Aquele mundo era o Reino do Grande Qian, fundado sobre as famílias Xuanwu; a casa imperial era o maior desses clãs, e outros inúmeros, de todos os tamanhos, espalhavam-se como estrelas pelo mundo.
Entrelaçados em intricada rede, influenciavam direta ou indiretamente a política, a economia e até o destino do império.
Embora a Casa Wang fosse apenas uma linhagem menor de nona categoria, em Ping’an de Changning era uma força dominante, gozando de influência considerável até mesmo nos órgãos oficiais da guarnição.
Outrora, nos tempos do bisavô de Shouzhe, os Wang eram senhores incontestes de Ping’an, e seu poder alcançava as cercanias de Changning.
Contudo, após as duas guerras decisivas narradas no “Registro”, que ceifaram os grandes mestres do clã, a decadência se acentuou ano após ano.
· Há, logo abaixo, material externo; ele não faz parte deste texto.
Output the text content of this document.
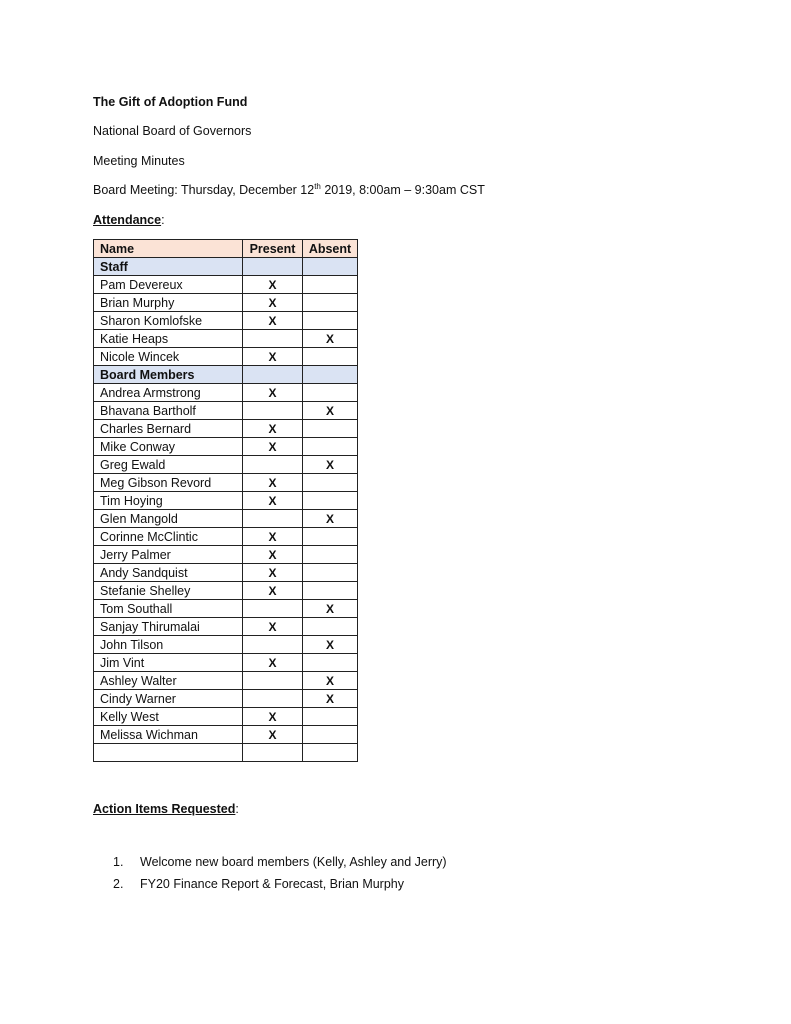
The Gift of Adoption Fund
National Board of Governors
Meeting Minutes
Board Meeting: Thursday, December 12th 2019, 8:00am – 9:30am CST
Attendance:
Name	Present	Absent
Staff		
Pam Devereux	X	
Brian Murphy	X	
Sharon Komlofske	X	
Katie Heaps		X
Nicole Wincek	X	
Board Members		
Andrea Armstrong	X	
Bhavana Bartholf		X
Charles Bernard	X	
Mike Conway	X	
Greg Ewald		X
Meg Gibson Revord	X	
Tim Hoying	X	
Glen Mangold		X
Corinne McClintic	X	
Jerry Palmer	X	
Andy Sandquist	X	
Stefanie Shelley	X	
Tom Southall		X
Sanjay Thirumalai	X	
John Tilson		X
Jim Vint	X	
Ashley Walter		X
Cindy Warner		X
Kelly West	X	
Melissa Wichman	X	

Action Items Requested:
1. Welcome new board members (Kelly, Ashley and Jerry)
2. FY20 Finance Report & Forecast, Brian Murphy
Nem mesmo a grandiosa Longyan, com seus esforços, podia deter o avanço das famílias Liu e Zhao.
O patriarca Dingyue, na ânsia de atingir o Altar Espiritual e reverter o declínio, arriscou a vida buscando oportunidades em terras selvagens.
Mas seu intento fracassou, e sua morte prematura agravou ainda mais o infortúnio dos Wang de Ping’an.
Mantido o curso dos acontecimentos, em poucas décadas as posses e negócios dos Wang seriam absorvidos pelas duas famílias rivais; o outrora imponente clã ruiria, e seu sangue nobre seria reduzido à condição de plebeu.
— Ao menos, é um mundo interessante… — Shouzhe semicerrava os olhos, a fusão das memórias o levando à reflexão. — Pelas lembranças, meu predecessor, embora jovem, não era figura banal.
A memória lhe revelava que Wang Shouzhe, desde pequeno, fora tido como prodígio; entre as sete gerações descendentes do ancestral Zhouxuan, somente Longyan o superava em talento.
Sob os recursos concentrados da família, atingira, aos dezoito anos, o sexto estágio avançado do Refinamento do Qi, próximo ao sétimo.
Boa notícia: ao menos não reencarnara num inútil.
O criado Wang Gui, diante das expressões cambiantes do jovem senhor, preocupou-se ainda mais:
— Patriarca, descanse um pouco; irei chamar o médico imediatamente.
— Não é necessário, estou bem melhor — replicou Wang Shouzhe, detendo-o. — Wang Gui, deixe-me só, preciso meditar sobre alguns assuntos.
— Sim, senhor!

Wang Gui depositou a caixa de refeições, fez uma reverência e se retirou, fechando a porta com cautela.
A sós, Wang Shouzhe enfim suspirou aliviado, a mente relaxando. Dias de vigília e fusão de consciência o deixaram sem apetite; o estômago, agora, bramava de fome. Questões de restauração do clã podiam aguardar — primeiro, era preciso saciar-se, depois viria a reflexão.
Retirando a tampa da requintada caixa de sândalo, foi envolvido por um aroma singular de iguarias. O interior dividia-se em compartimentos: arroz, legumes, carnes e um pedaço de peixe ao vapor.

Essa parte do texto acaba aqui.